C’è Glenn, il delfino antropomorfo veterano di guerra con la passione per le armi. C’è Gigi, una instagrammer iper sarcastica con cui è meglio non avere a che fare; Magic, il fungo capace di leggere il pensiero; Andre, il chimico coreano sempre strafatto; e Brett Hand, il più stereotipato dei personaggi, anonimo, prevedibile, con una emotività traballante da tenere sotto controllo. Questa divisione della Cognito Inc., sotto la responsabilità del capo J.R., dovrebbe gestire i più delicati segreti del pianeta per conto del governo delle Ombre. Ma chiaramente l’imprevisto è sempre all’ordine del giorno.

Questa serie è stata in lavorazione lungo tutto il corso del 2020, un anno in cui le teorie complottiste hanno trovato larghissima diffusione soprattutto attraverso i social e i canali di comunicazione telematica. La pandemia e le restrizioni alla libertà dei governi hanno fatto emergere un radicato malessere che in qualche caso ha trovato sfogo nel cospirazionismo e nel complottismo. Non c’era fase storica più indicata per far uscire una serie come Inside Job. E sebbene la prima parte di episodi non comprenda il vasto mondo delle teorie no-vax e negazioniste del Covid – non ha fatto in tempo ad inglobarle in un progetto già ben saturo -, la creatura di Shion Takeuchi sembra fatta apposta per esorcizzare gli effetti di questa ondata antiscientifica e complottista.

In Inside Job possiamo vedere un robot prendere il posto del Presidente degli Stati Uniti, una sezione speciale di cloni replicarsi nel tentativo di distruggere tutto, incontri segreti di rettiliani, terrapiattisti arrabbiati giungere ai confini della Terra – che non è sferica, ma neanche piatta. Sentiamo parlare di Protocollo fantasma e controllo della mente, scopriamo che lo sbarco sulla Luna era una finzione e che esiste un piano per neutralizzare la Terra. Ci sono scienziati pazzi e personaggi bizzarri, antropomorfi e agenti segreti. Il confine con la fantasia è stato così abbondantemente superato che accettiamo qualsiasi cosa proprio come parte di una finzione assurda, di un’opera veramente surreale. Inside Job è folle a tal punto da rendere improbabile qualsiasi teoria vi trovi posto.
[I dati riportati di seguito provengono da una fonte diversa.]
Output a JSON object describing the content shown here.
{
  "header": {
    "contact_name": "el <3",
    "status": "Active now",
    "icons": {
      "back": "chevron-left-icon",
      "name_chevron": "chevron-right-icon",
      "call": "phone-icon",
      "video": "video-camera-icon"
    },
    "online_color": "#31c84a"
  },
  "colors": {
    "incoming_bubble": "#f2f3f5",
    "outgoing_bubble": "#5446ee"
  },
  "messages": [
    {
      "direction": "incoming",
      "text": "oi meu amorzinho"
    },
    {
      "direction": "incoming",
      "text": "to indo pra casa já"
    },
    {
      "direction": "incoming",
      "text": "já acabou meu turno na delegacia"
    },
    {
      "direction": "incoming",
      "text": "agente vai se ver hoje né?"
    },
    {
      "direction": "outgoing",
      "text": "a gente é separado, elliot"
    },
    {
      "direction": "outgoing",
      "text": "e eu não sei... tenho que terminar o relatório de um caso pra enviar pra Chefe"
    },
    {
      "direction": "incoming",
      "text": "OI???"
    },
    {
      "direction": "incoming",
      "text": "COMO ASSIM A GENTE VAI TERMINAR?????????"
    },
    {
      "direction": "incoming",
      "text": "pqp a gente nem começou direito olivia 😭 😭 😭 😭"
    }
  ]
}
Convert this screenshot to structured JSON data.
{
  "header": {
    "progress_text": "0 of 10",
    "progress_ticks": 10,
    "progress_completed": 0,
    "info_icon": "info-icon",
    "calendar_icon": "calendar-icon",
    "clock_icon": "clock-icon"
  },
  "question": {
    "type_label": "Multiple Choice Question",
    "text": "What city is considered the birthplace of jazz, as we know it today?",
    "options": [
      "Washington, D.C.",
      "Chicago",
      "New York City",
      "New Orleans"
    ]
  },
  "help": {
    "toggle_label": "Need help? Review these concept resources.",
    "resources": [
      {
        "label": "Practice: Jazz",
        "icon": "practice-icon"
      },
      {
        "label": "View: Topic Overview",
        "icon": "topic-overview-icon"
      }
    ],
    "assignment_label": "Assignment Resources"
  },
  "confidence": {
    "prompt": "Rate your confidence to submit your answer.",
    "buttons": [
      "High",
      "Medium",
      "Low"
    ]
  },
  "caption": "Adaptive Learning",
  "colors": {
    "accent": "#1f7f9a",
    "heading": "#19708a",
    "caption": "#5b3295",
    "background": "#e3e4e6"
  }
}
L’idea è probabilmente quella di ridicolizzare il vasto mondo del complottismo per esorcizzare la paranoia di non essere liberi.

Nel finale di questa prima parte c’è un robot gigante che vuole sterminare tutti gli amici di Reagan e persino suo padre. Perché? Perché tutti loro sono spesso causa di stress per la protagonista che, imbrigliata nei grattacapi del lavoro e spossata dai continui screzi con suo padre, non può essere veramente libera di fare ciò che la renderebbe felice. La missione finale è quella di scongiurare la distruzione totale della Cognito Inc., missione che si è resa necessaria proprio perché un’intelligenza artificiale vuole impedire che gli influssi negativi del lavoro e della famiglia impediscano a Reagan di vivere in totale libertà la sua vita.

Mali estremi, estremi rimedi. Solo che la protagonista si rende conto che la libertà assoluta da qualsiasi pensiero e da qualsiasi forma di stress sarebbe una soluzione finale che la vedrebbe collocata al di fuori di qualsiasi contesto sociale. Nella civiltà moderna e in qualsiasi tipo di società organizzata, gli individui devono cedere una parte della propria libertà per poter vivere con gli altri. Sembra essere questo il messaggio reale che Inside Job vuole dare. E per farlo, prende per i fondelli i complottisti – davvero qualsiasi tipo di complottista -, in modo da ridicolizzare quella paranoia così radicata nel nostro tempo di non essere mai veramente liberi. Ma lo vorremmo davvero?